Religion and traditional beliefs
Over 99% of Susu are Muslim, and Islam dominates their religious culture and practices. Most Islamic holidays are observed, the most important being the celebration that follows Ramadan (a month of prayer and fasting). The Susu also combine their Islamic faith with traditional beliefs, such as the existence of spirits who inhabit certain areas, and the belief in sorcerers who have the power to change into animals, cast evil spells on people, or heal people from certain ailments.
Regions with significant population
Over 75 percent of the total Susu population live in Guinea, particularly in and around the Guinean capital Conakry. The Susu predominate in the central region of Guinea and theirs is the most widely spoken language in the capital Conakry and other cities in central Guinea, including Kindia, Forekaria and Koya. The Sierra Leonean Susu live primarily in Kambia District where they form the second largest ethnic group after the Temne at about 28% of the population.

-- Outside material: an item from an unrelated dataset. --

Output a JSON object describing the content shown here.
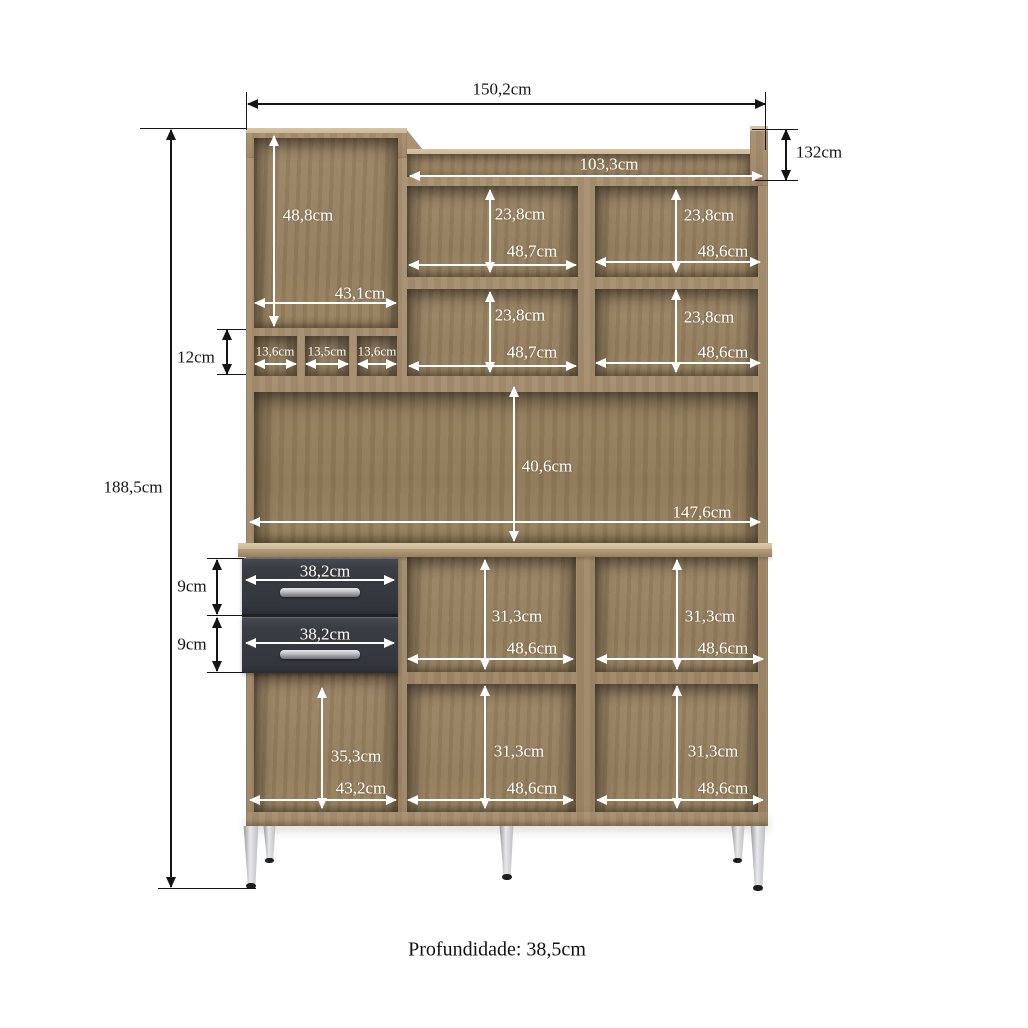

- Lansana Conté, former president of Guinea from 1984 to 2008
- Dala Modu Dumbuya was an important Sierra Leonean Susu trader during colonial era
- Ibrahima Kassory Fofana, former Finance minister of Guinea
- Ahmed Ramadan Dumbuya, Sierra Leonean politician
- Momodu Yillah, Sierra Leonean business mand the SLPP political party Trustee
- Pr. Sekou Mouke Yansane, Professor, Ambassador-Diplomat to the United Nations, Governor
- Eugène Camara, former prime minister of Guinea
- Arafan Camara, former Guinean defense minister
- Sheriff Suma, Sierra Leonean football star
- Souleymane Youla, Guinean football star
- Mohamed Sillah, Sierra Leonean football star
- Henri Camara, Senegalese football star
- Ismaël Bangoura, Guinean footballer
- Ibrahima Camara, Guinean football star
- Prince Modupe, Guinean actor, Hollywood technical advisor on Africa and author of the autobiography, A Royal African (Praeger: New York, 1969) (published in 1957 by Harcourt, Brace & World as I Was a Savage).